Take a last look around:

  • Water shut off?
  • Gas shut off?
  • Windows shut and locked?
  • Have you left anything?
  • Air-conditioning shut off?
  • House Locked?
  • Lights turned off?

At Your Destination

  • Contact the destination mover whose name appears on the forms signed as soon as possible and indicate where and how you can be reached.
  •  Make sure the house is ready to be occupied before the van arrives. If you have not already done so, contact the utility companies and make necessary arrangements for service to be turned on.
  •  Always be on hand to accept delivery of your household goods. Otherwise authorize an adult as your representative to accept delivery and pay the charges for you; be sure to let the mover know whom you have authorized for this responsibility. On the day of delivery, the van operator will attempt to contact you by phone and arrive at the residence if you are unable to be reached. If no one appears to accept the shipment within the waiting time, the goods will likely be placed in storage at the owner’s expense.
  •  Check your household goods, as they are unloaded.
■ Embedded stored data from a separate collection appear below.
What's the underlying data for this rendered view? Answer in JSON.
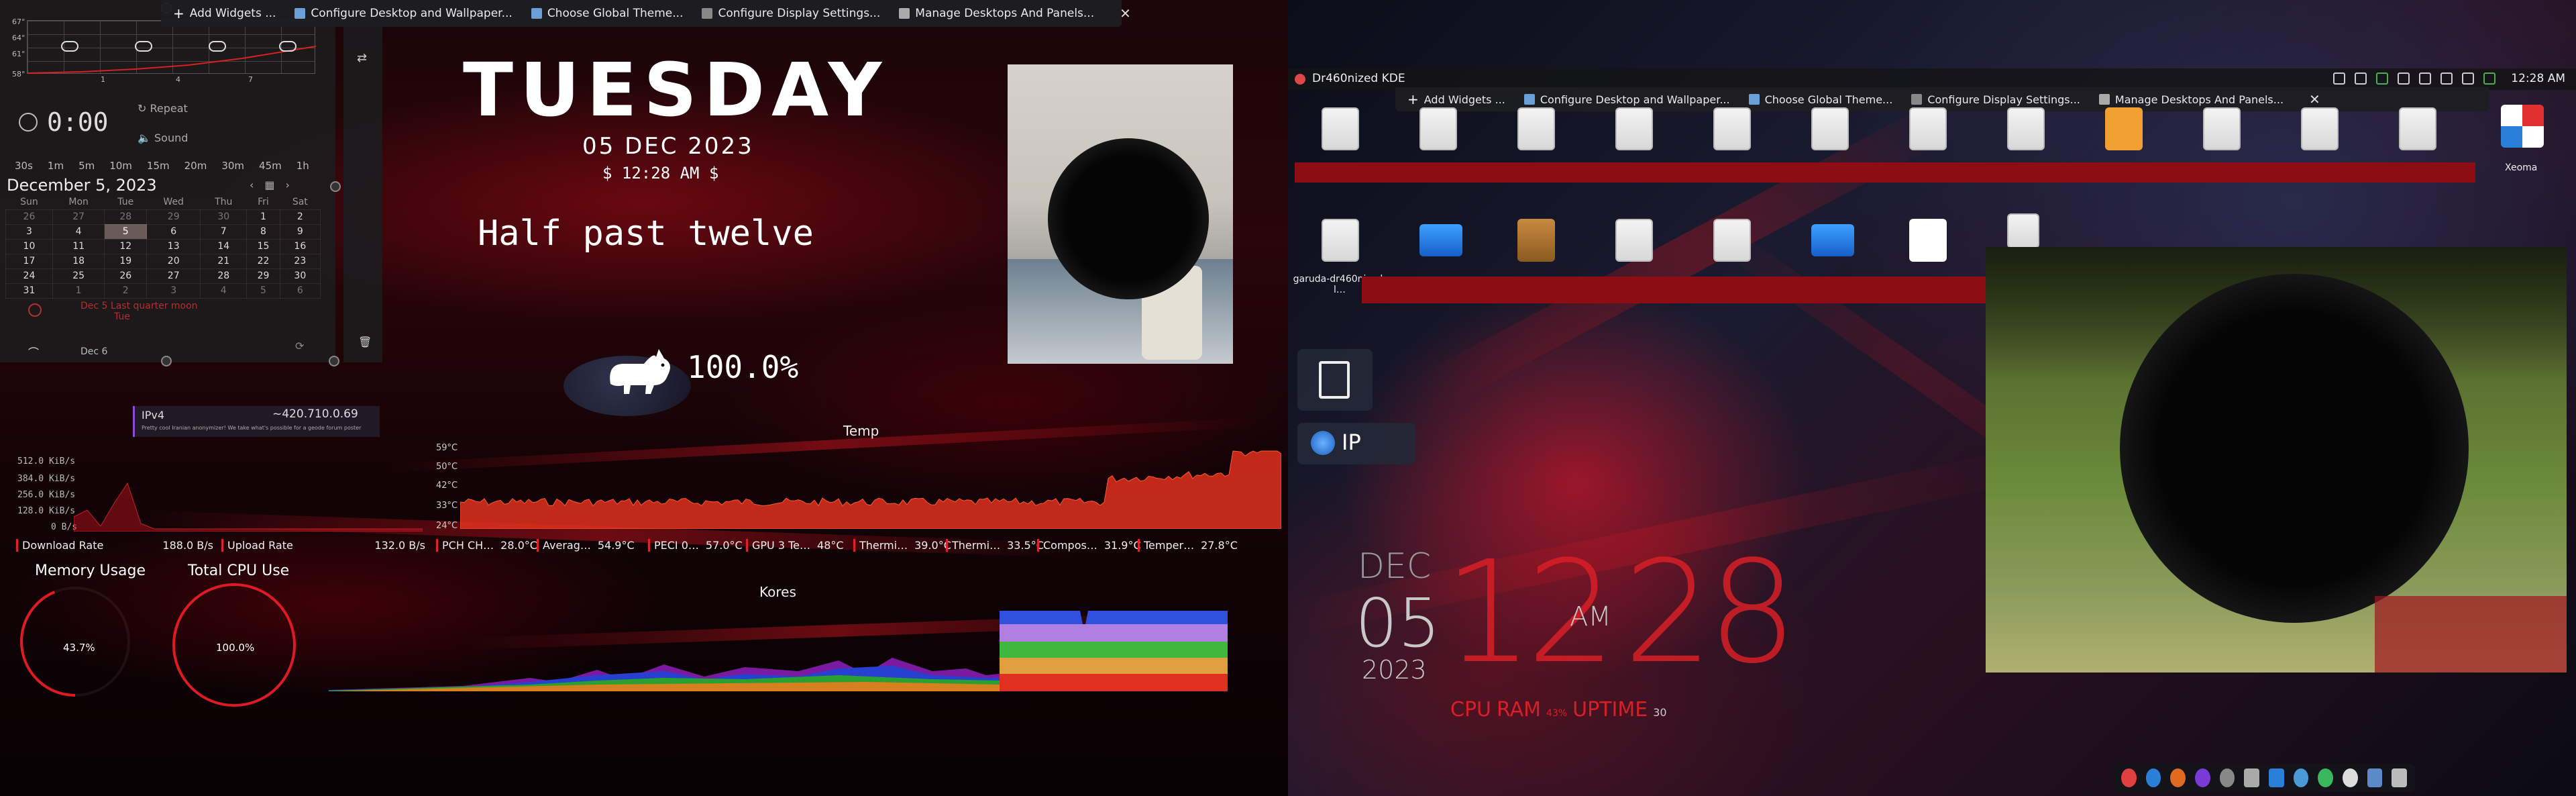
{
  "widget_menu": {
    "items": [
      "Add Widgets ...",
      "Configure Desktop and Wallpaper...",
      "Choose Global Theme...",
      "Configure Display Settings...",
      "Manage Desktops And Panels..."
    ],
    "close": "✕"
  },
  "weather": {
    "y_labels": [
      "67°",
      "64°",
      "61°",
      "58°"
    ],
    "x_ticks": [
      "1",
      "4",
      "7"
    ]
  },
  "timer": {
    "value": "0:00",
    "repeat_label": "Repeat",
    "sound_label": "Sound"
  },
  "time_pills": [
    "30s",
    "1m",
    "5m",
    "10m",
    "15m",
    "20m",
    "30m",
    "45m",
    "1h"
  ],
  "calendar": {
    "title": "December 5, 2023",
    "weekdays": [
      "Sun",
      "Mon",
      "Tue",
      "Wed",
      "Thu",
      "Fri",
      "Sat"
    ],
    "weeks": [
      [
        "26",
        "27",
        "28",
        "29",
        "30",
        "1",
        "2"
      ],
      [
        "3",
        "4",
        "5",
        "6",
        "7",
        "8",
        "9"
      ],
      [
        "10",
        "11",
        "12",
        "13",
        "14",
        "15",
        "16"
      ],
      [
        "17",
        "18",
        "19",
        "20",
        "21",
        "22",
        "23"
      ],
      [
        "24",
        "25",
        "26",
        "27",
        "28",
        "29",
        "30"
      ],
      [
        "31",
        "1",
        "2",
        "3",
        "4",
        "5",
        "6"
      ]
    ],
    "event_text": "Dec 5 Last quarter moon",
    "event_sub": "Tue",
    "footer_date": "Dec 6"
  },
  "desktop_clock": {
    "day": "TUESDAY",
    "date": "05 DEC 2023",
    "time": "$ 12:28 AM $",
    "phrase": "Half past twelve",
    "battery": "100.0%"
  },
  "network": {
    "ipv4_label": "IPv4",
    "ipv4_value": "~420.710.0.69",
    "ipv4_note": "Pretty cool Iranian anonymizer! We take what's possible for a geode forum poster",
    "y_labels": [
      "512.0 KiB/s",
      "384.0 KiB/s",
      "256.0 KiB/s",
      "128.0 KiB/s",
      "0 B/s"
    ],
    "download_label": "Download Rate",
    "download_value": "188.0 B/s",
    "upload_label": "Upload Rate",
    "upload_value": "132.0 B/s"
  },
  "temp": {
    "title": "Temp",
    "y_labels": [
      "59°C",
      "50°C",
      "42°C",
      "33°C",
      "24°C"
    ],
    "sensors": [
      {
        "name": "PCH CH…",
        "value": "28.0°C"
      },
      {
        "name": "Averag…",
        "value": "54.9°C"
      },
      {
        "name": "PECI 0…",
        "value": "57.0°C"
      },
      {
        "name": "GPU 3 Te…",
        "value": "48°C"
      },
      {
        "name": "Thermi…",
        "value": "39.0°C"
      },
      {
        "name": "Thermi…",
        "value": "33.5°C"
      },
      {
        "name": "Compos…",
        "value": "31.9°C"
      },
      {
        "name": "Temper…",
        "value": "27.8°C"
      }
    ]
  },
  "gauges": {
    "memory_title": "Memory Usage",
    "memory_value": "43.7%",
    "memory_fraction": 0.437,
    "cpu_title": "Total CPU Use",
    "cpu_value": "100.0%",
    "cpu_fraction": 1.0
  },
  "kores": {
    "title": "Kores"
  },
  "right_panel": {
    "title": "Dr460nized KDE",
    "clock": "12:28 AM",
    "garuda_icon_label": "garuda-dr460nized-l…",
    "xeoma_label": "Xeoma",
    "ip_button": "IP"
  },
  "big_clock": {
    "month": "DEC",
    "day": "05",
    "year": "2023",
    "hour": "12",
    "ampm": "AM",
    "minute": "28",
    "cpu_label": "CPU",
    "ram_label": "RAM",
    "ram_value": "43%",
    "uptime_label": "UPTIME",
    "uptime_value": "30"
  },
  "colors": {
    "accent_red": "#d81f26",
    "panel_bg": "#1c1c1e",
    "temp_fill": "#e0301e",
    "gauge_red": "#e01a24"
  }
}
If there is a change in the condition of the property from the inventory list description at the time of loading or if any items are missing, note any damage and/or missing items on the van operator’s copy of the inventory sheet. By signing the inventory sheet, you are acknowledging receipt of all items listed. Personally report any loss or damage to the moving company agent at the destination immediately.
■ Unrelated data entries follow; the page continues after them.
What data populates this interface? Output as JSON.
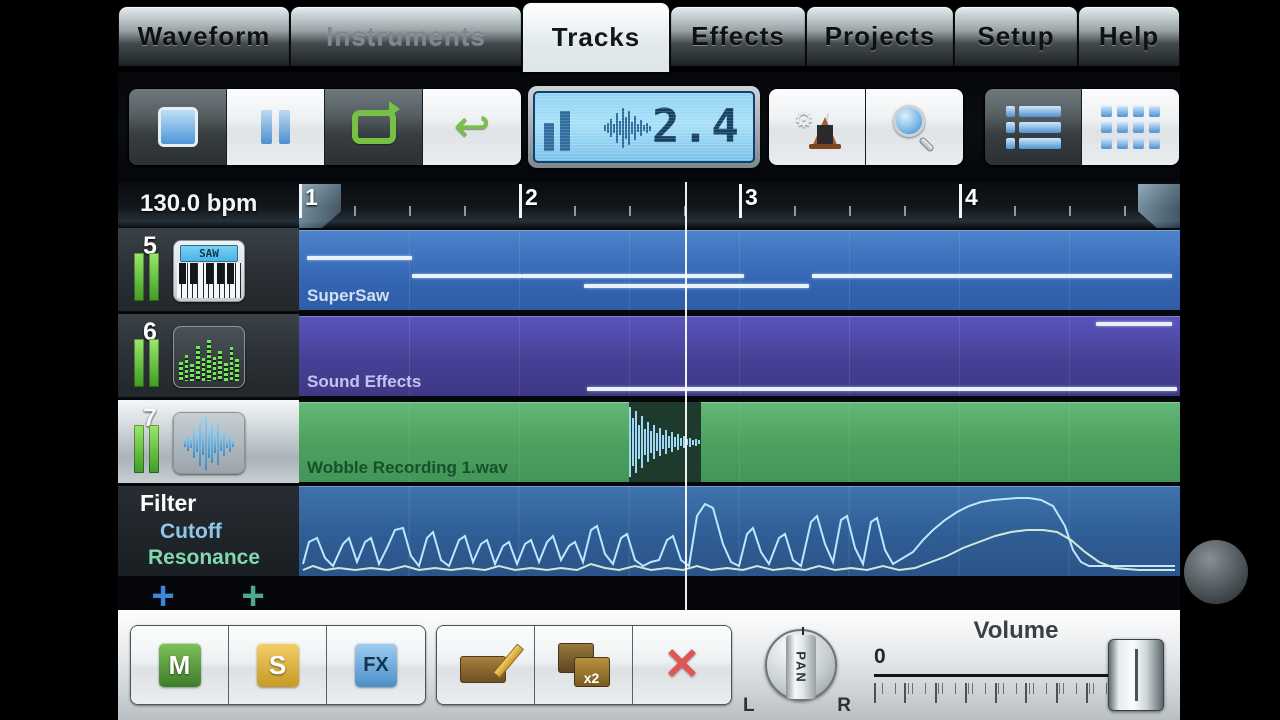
{
  "tabs": [
    {
      "label": "Waveform",
      "state": "normal"
    },
    {
      "label": "Instruments",
      "state": "dim"
    },
    {
      "label": "Tracks",
      "state": "active"
    },
    {
      "label": "Effects",
      "state": "normal"
    },
    {
      "label": "Projects",
      "state": "normal"
    },
    {
      "label": "Setup",
      "state": "normal"
    },
    {
      "label": "Help",
      "state": "normal"
    }
  ],
  "transport": {
    "stop_label": "Stop",
    "pause_label": "Pause",
    "loop_label": "Loop",
    "undo_label": "Undo",
    "undo_glyph": "↩",
    "metronome_label": "Metronome Settings",
    "gear_glyph": "⚙",
    "zoom_label": "Zoom",
    "list_view_label": "List View",
    "grid_view_label": "Grid View",
    "display_value": "2.4"
  },
  "timeline": {
    "bpm": "130.0 bpm",
    "bars": [
      "1",
      "2",
      "3",
      "4"
    ],
    "playhead_position": "2.4"
  },
  "tracks": [
    {
      "number": "5",
      "icon": "keyboard-icon",
      "icon_screen": "SAW",
      "clip_name": "SuperSaw",
      "clip_color": "#3a6fc4",
      "selected": false
    },
    {
      "number": "6",
      "icon": "equalizer-icon",
      "icon_screen": "",
      "clip_name": "Sound Effects",
      "clip_color": "#4a46a8",
      "selected": false
    },
    {
      "number": "7",
      "icon": "waveform-icon",
      "icon_screen": "",
      "clip_name": "Wobble Recording 1.wav",
      "clip_color": "#4faa63",
      "selected": true
    }
  ],
  "automation": {
    "title": "Filter",
    "param_cutoff": "Cutoff",
    "param_resonance": "Resonance",
    "cutoff_color": "#8fc7e8",
    "resonance_color": "#7fd8b0"
  },
  "add_buttons": {
    "add_midi_track": "+",
    "add_audio_track": "+"
  },
  "bottom_bar": {
    "mute_label": "M",
    "solo_label": "S",
    "fx_label": "FX",
    "edit_label": "Edit",
    "duplicate_label": "x2",
    "delete_label": "✕",
    "pan_label": "PAN",
    "pan_left": "L",
    "pan_right": "R",
    "volume_label": "Volume",
    "volume_value": "0"
  },
  "chart_data": {
    "type": "line",
    "title": "Filter automation",
    "series": [
      {
        "name": "Cutoff",
        "color": "#bfe6ff"
      },
      {
        "name": "Resonance",
        "color": "#cfe9d6"
      }
    ]
  }
}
  •  To save time and confusion, place a floor plan of your new home at the entrance for the movers to use, indicating where you want each piece of furniture to go.
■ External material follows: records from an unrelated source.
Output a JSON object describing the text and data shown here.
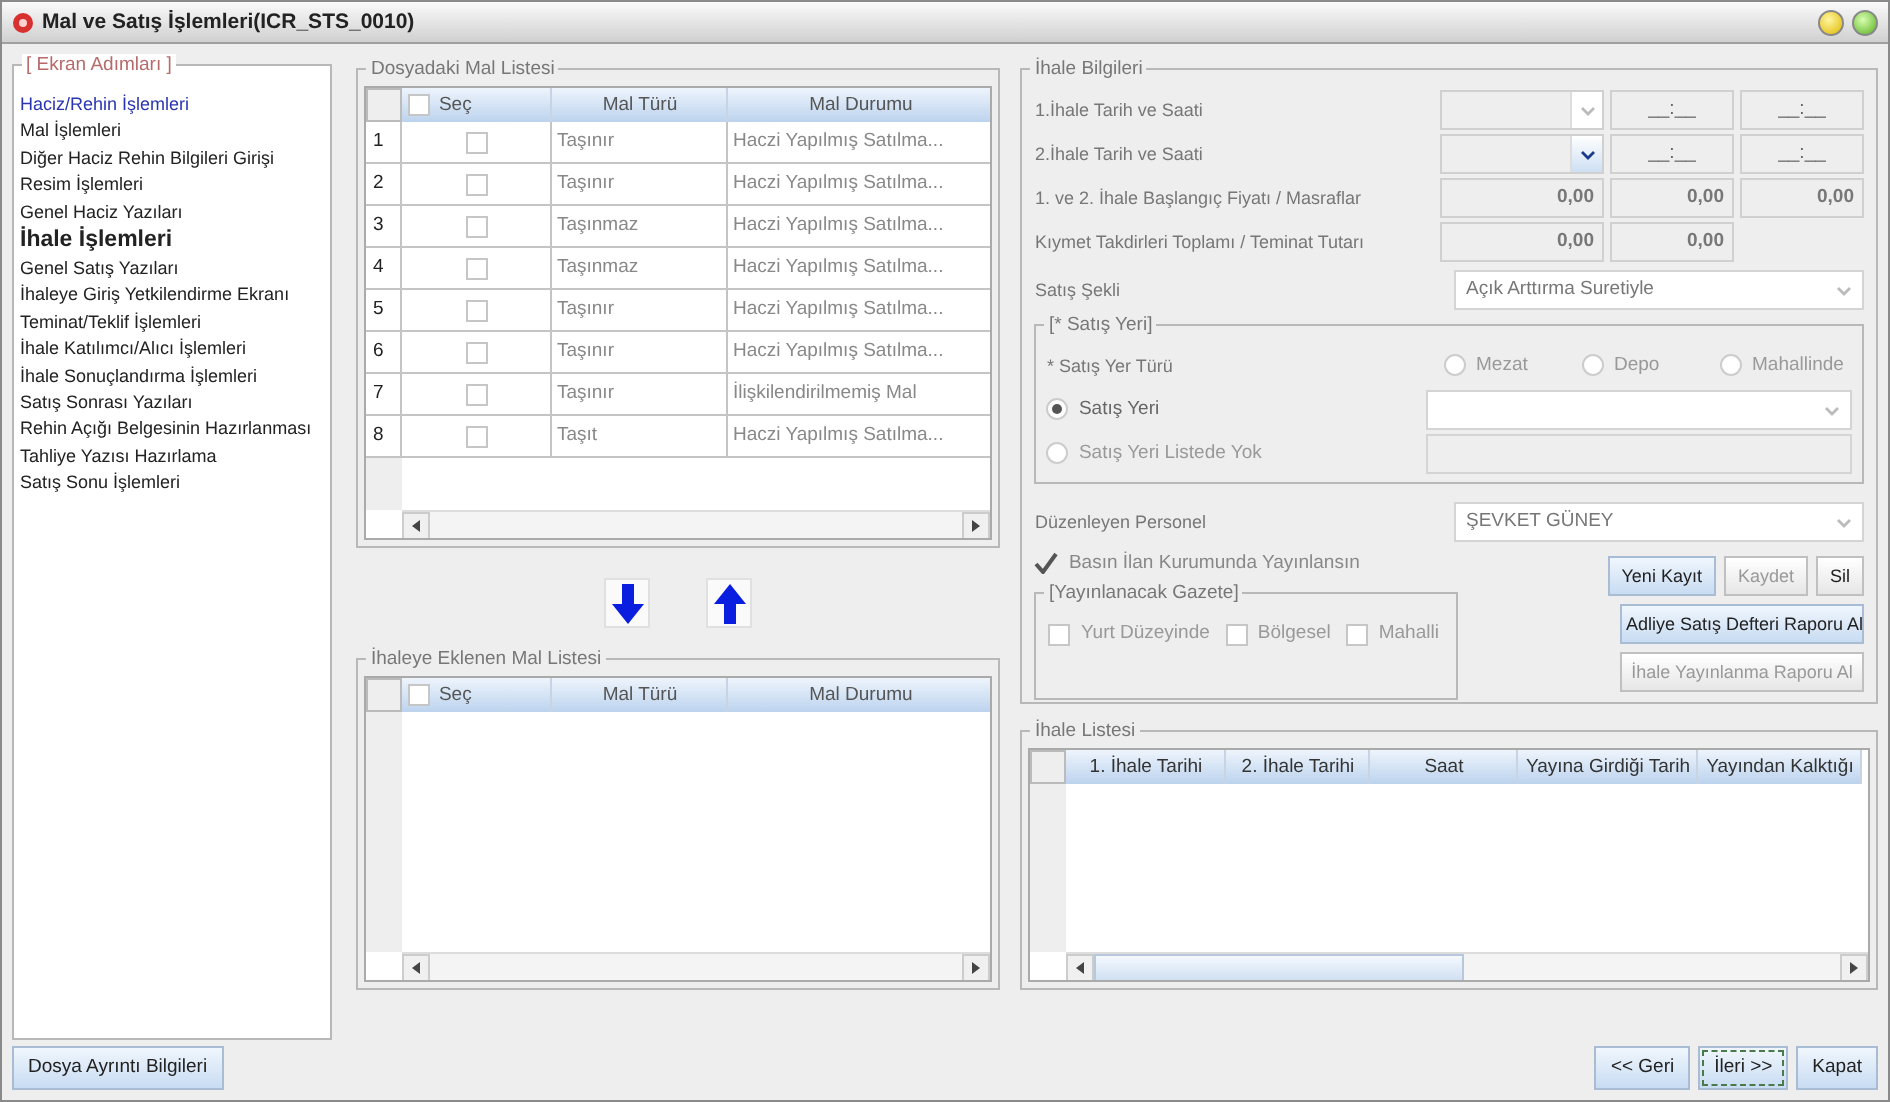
{
  "window": {
    "title": "Mal ve Satış İşlemleri(ICR_STS_0010)"
  },
  "sidebar": {
    "legend": "[ Ekran Adımları ]",
    "items": [
      {
        "label": "Haciz/Rehin İşlemleri",
        "kind": "link",
        "selected": false
      },
      {
        "label": "Mal İşlemleri",
        "kind": "step",
        "selected": false
      },
      {
        "label": "Diğer Haciz Rehin Bilgileri Girişi",
        "kind": "step",
        "selected": false
      },
      {
        "label": "Resim İşlemleri",
        "kind": "step",
        "selected": false
      },
      {
        "label": "Genel Haciz Yazıları",
        "kind": "step",
        "selected": false
      },
      {
        "label": "İhale İşlemleri",
        "kind": "step",
        "selected": true
      },
      {
        "label": "Genel Satış Yazıları",
        "kind": "step",
        "selected": false
      },
      {
        "label": "İhaleye Giriş Yetkilendirme Ekranı",
        "kind": "step",
        "selected": false
      },
      {
        "label": "Teminat/Teklif İşlemleri",
        "kind": "step",
        "selected": false
      },
      {
        "label": "İhale Katılımcı/Alıcı İşlemleri",
        "kind": "step",
        "selected": false
      },
      {
        "label": "İhale Sonuçlandırma İşlemleri",
        "kind": "step",
        "selected": false
      },
      {
        "label": "Satış Sonrası Yazıları",
        "kind": "step",
        "selected": false
      },
      {
        "label": "Rehin Açığı Belgesinin Hazırlanması",
        "kind": "step",
        "selected": false
      },
      {
        "label": "Tahliye Yazısı Hazırlama",
        "kind": "step",
        "selected": false
      },
      {
        "label": "Satış Sonu İşlemleri",
        "kind": "step",
        "selected": false
      }
    ]
  },
  "mal_listesi": {
    "legend": "Dosyadaki Mal Listesi",
    "columns": [
      "Seç",
      "Mal Türü",
      "Mal Durumu"
    ],
    "header_checked": false,
    "rows": [
      {
        "no": "1",
        "checked": false,
        "mal_turu": "Taşınır",
        "mal_durumu": "Haczi Yapılmış Satılma..."
      },
      {
        "no": "2",
        "checked": false,
        "mal_turu": "Taşınır",
        "mal_durumu": "Haczi Yapılmış Satılma..."
      },
      {
        "no": "3",
        "checked": false,
        "mal_turu": "Taşınmaz",
        "mal_durumu": "Haczi Yapılmış Satılma..."
      },
      {
        "no": "4",
        "checked": false,
        "mal_turu": "Taşınmaz",
        "mal_durumu": "Haczi Yapılmış Satılma..."
      },
      {
        "no": "5",
        "checked": false,
        "mal_turu": "Taşınır",
        "mal_durumu": "Haczi Yapılmış Satılma..."
      },
      {
        "no": "6",
        "checked": false,
        "mal_turu": "Taşınır",
        "mal_durumu": "Haczi Yapılmış Satılma..."
      },
      {
        "no": "7",
        "checked": false,
        "mal_turu": "Taşınır",
        "mal_durumu": "İlişkilendirilmemiş Mal"
      },
      {
        "no": "8",
        "checked": false,
        "mal_turu": "Taşıt",
        "mal_durumu": "Haczi Yapılmış Satılma..."
      }
    ]
  },
  "eklenen_listesi": {
    "legend": "İhaleye Eklenen Mal Listesi",
    "columns": [
      "Seç",
      "Mal Türü",
      "Mal Durumu"
    ],
    "header_checked": false
  },
  "ihale_bilgileri": {
    "legend": "İhale Bilgileri",
    "tarih_1": {
      "label": "1.İhale Tarih ve Saati",
      "disabled": true,
      "times": [
        "__:__",
        "__:__"
      ]
    },
    "tarih_2": {
      "label": "2.İhale Tarih ve Saati",
      "disabled": false,
      "times": [
        "__:__",
        "__:__"
      ]
    },
    "fiyat": {
      "label": "1. ve 2. İhale Başlangıç Fiyatı / Masraflar",
      "values": [
        "0,00",
        "0,00",
        "0,00"
      ]
    },
    "kiymet": {
      "label": "Kıymet Takdirleri Toplamı / Teminat Tutarı",
      "values": [
        "0,00",
        "0,00"
      ]
    },
    "satis_sekli": {
      "label": "Satış Şekli",
      "value": "Açık Arttırma Suretiyle"
    },
    "satis_yeri": {
      "legend": "[* Satış Yeri]",
      "type_label": "* Satış Yer Türü",
      "types": [
        {
          "label": "Mezat",
          "selected": false
        },
        {
          "label": "Depo",
          "selected": false
        },
        {
          "label": "Mahallinde",
          "selected": false
        }
      ],
      "options": [
        {
          "label": "Satış Yeri",
          "selected": true
        },
        {
          "label": "Satış Yeri Listede Yok",
          "selected": false
        }
      ]
    },
    "personel": {
      "label": "Düzenleyen Personel",
      "value": "ŞEVKET GÜNEY"
    },
    "basin": {
      "label": "Basın İlan Kurumunda Yayınlansın",
      "checked": true
    },
    "gazete": {
      "legend": "[Yayınlanacak Gazete]",
      "options": [
        {
          "label": "Yurt Düzeyinde",
          "checked": false
        },
        {
          "label": "Bölgesel",
          "checked": false
        },
        {
          "label": "Mahalli",
          "checked": false
        }
      ]
    },
    "buttons": [
      {
        "label": "Yeni Kayıt",
        "kind": "row",
        "highlighted": true,
        "disabled": false
      },
      {
        "label": "Kaydet",
        "kind": "row",
        "highlighted": false,
        "disabled": true
      },
      {
        "label": "Sil",
        "kind": "row",
        "highlighted": false,
        "disabled": false
      },
      {
        "label": "Adliye Satış Defteri Raporu Al",
        "kind": "wide",
        "highlighted": true,
        "disabled": false
      },
      {
        "label": "İhale Yayınlanma Raporu Al",
        "kind": "wide",
        "highlighted": false,
        "disabled": true
      }
    ]
  },
  "ihale_listesi": {
    "legend": "İhale Listesi",
    "columns": [
      "1. İhale Tarihi",
      "2. İhale Tarihi",
      "Saat",
      "Yayına Girdiği Tarih",
      "Yayından Kalktığı"
    ]
  },
  "footer": {
    "left": {
      "label": "Dosya Ayrıntı Bilgileri"
    },
    "nav": [
      {
        "label": "<< Geri",
        "focused": false
      },
      {
        "label": "İleri >>",
        "focused": true
      },
      {
        "label": "Kapat",
        "focused": false
      }
    ]
  }
}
  • Upon unloading, each piece of furniture should be placed as you direct. However, appliances and fixtures while placed may not necessarily be installed.
  • If you have not already done so, contact the utility companies and make necessary arrangements for service. Ask if any of them provides free appliance connection service.
  • Make arrangements for reinstallation of appliances.
  • Check with the post office for any mail being held and ask for delivery to start.
  • Keep all documents pertaining to your move in a safe place. You will need them for verification of moving expenses and for filing your income tax returns later in the year. For more information on tax-deductible moving expenses, consult an Accountant or Tax specialist.
  •  Have your medical and dental records transferred after selecting a family physician and dentist.
  •  Locate the selected schools. Take the children, introduce yourself and register them.
  •  You may want to select a Lawyer to discuss laws pertaining to your destination state, county and/or city. Be sure to cover such matters as wills, transfers of property and investments, insurance regulations, inheritance laws, taxes and the like. Most laws affect a family as soon as residence in the new state and city is established.